My weekend posts should really have been titled: Being Some Notes on the State of the Union–Especially Its Urban Components and Their Budgetary Shenanigans–In the Twenty-First Century. Like my post on Camden yesterday, this post needs little commentary. So, here we go.
Shelley said poets and philosophers were the unacknowledged legislators of his generation. In ours it would have to be late-night satire peddlers and stand-up comics. For instance, George Carlin pointed out–at a live performance that I witnessed at the Red Bank Theater in New Jersey–that given its developmental trajectory, the United States was destined to become a land of golf courses and slums. This line is not to be confused with Carlin’s famous lines about the utilization of golf courses to provide affordable housing for the homeless, which truth be told, still sounds like a pretty good idea to me, even though, as my friend Michelle Ronda informs me:
In 2011, Picture the Homeless (a NYC non-profit) completed a citywide count of empty lots and buildings in low-income communities in New York City. They found enough vacant properties to house the amount of people living on the streets, in homeless shelters and in overcrowded households in our City five times over.
Flash forward to the following headline: In the Bronx, Throwing $97 Million Down 18 Holes (New York Times, September 30, 2012, by Gina Bellefante), which serves to introduce us to an article that begins:
Were we to commit ourselves to making a master list of what New York City needs more of, it is fair to say that many of us would wear a third or fourth pencil down to the nub before settling on an 18-hole golf course and the increased presence of Donald J. Trump. And yet, with the renovation of a major portion of Ferry Point Park in the southeastern section of the Bronx, this is what New Yorkers will receive.
The city is spending $97 million to construct a public golf course in the park; it is scheduled to open in the spring of 2014 and to be operated by Trump National and International Golf Clubs. At that point, residents of a borough where more than 30 percent of people live below the poverty line will have what will surely be seen as a welcome opportunity to improve their handicaps (for green fees higher than those at most municipal courses).
The construction of the golf course, which has a long and embattled history — the budget, to cite one aspect, has swelled by $40 million since 2008 — gained renewed attention last week after The Daily News reported that MFM, a contracting company the city is using on the project, had been linked to a troubled outfit, Felix Associates. MFM’s owners have a passive financial interest in Felix Associates, one of whose principals pleaded guilty to bribery charges two years ago.

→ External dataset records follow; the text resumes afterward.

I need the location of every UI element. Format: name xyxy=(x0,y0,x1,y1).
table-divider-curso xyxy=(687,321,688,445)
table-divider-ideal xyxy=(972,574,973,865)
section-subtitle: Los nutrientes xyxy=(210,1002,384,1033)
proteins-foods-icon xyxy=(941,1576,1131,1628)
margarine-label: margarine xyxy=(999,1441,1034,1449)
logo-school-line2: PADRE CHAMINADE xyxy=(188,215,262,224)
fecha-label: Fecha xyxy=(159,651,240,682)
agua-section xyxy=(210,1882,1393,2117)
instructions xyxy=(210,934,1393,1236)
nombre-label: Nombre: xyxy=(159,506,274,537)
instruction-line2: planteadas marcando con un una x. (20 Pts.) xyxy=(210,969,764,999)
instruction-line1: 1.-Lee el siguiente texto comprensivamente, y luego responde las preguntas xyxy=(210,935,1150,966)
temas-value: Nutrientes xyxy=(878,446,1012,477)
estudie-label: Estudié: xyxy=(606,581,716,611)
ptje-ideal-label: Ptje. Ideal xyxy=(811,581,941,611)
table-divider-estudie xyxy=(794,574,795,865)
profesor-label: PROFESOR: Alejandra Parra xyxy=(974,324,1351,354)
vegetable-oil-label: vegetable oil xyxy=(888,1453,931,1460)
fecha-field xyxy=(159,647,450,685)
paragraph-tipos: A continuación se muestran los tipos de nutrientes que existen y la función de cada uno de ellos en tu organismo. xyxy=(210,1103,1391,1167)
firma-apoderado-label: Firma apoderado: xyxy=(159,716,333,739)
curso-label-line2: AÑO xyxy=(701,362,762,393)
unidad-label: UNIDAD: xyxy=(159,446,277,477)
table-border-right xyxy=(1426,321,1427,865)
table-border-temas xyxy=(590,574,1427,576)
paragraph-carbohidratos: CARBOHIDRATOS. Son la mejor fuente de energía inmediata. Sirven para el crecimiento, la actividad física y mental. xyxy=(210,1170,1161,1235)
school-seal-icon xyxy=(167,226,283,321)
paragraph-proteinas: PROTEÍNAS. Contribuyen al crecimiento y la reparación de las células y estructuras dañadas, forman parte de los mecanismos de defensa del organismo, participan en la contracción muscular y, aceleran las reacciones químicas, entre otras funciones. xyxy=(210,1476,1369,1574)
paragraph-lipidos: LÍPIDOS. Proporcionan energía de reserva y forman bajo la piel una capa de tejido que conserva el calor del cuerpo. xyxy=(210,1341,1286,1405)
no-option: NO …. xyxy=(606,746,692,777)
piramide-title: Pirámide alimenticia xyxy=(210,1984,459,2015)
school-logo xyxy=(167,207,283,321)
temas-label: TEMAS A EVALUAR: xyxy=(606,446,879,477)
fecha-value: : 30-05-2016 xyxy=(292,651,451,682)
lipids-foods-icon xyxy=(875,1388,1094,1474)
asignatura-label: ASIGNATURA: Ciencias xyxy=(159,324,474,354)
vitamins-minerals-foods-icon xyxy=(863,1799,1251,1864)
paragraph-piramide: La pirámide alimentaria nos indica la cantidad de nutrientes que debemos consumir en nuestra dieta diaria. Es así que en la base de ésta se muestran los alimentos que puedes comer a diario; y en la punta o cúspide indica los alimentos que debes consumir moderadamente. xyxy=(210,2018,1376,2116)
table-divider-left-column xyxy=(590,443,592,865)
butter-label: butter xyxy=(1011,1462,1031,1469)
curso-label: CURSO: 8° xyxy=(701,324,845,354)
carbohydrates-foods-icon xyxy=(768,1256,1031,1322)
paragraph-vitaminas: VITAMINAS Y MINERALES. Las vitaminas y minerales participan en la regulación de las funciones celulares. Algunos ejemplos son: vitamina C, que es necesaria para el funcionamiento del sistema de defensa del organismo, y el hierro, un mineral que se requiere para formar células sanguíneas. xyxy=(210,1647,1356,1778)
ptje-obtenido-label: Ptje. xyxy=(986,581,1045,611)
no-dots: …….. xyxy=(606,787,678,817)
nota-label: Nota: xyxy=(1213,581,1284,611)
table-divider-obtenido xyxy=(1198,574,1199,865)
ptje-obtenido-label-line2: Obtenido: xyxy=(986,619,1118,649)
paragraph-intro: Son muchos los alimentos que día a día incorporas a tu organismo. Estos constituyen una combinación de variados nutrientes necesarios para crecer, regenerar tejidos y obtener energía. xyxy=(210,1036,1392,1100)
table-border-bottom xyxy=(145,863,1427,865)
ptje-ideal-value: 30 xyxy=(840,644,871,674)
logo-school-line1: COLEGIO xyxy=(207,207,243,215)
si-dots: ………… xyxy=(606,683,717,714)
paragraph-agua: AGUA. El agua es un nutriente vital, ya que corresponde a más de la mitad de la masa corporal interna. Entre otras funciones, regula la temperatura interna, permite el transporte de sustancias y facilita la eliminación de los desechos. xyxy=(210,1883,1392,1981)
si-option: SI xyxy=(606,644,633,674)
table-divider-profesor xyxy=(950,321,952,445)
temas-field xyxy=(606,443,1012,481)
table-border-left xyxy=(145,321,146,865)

Although MFM has not been accused of any wrongdoing, the city’s Department of Investigation had recommended that the Department of Parks and Recreation consider hiring an auditor to oversee dealings with the company. The parks department chose not to do so. [links in original]
‘Nuff said? I think so.
Note: Bellafante’s article is a little too heavy on the snark; she could have merely reported the facts of the story; these speak for themselves.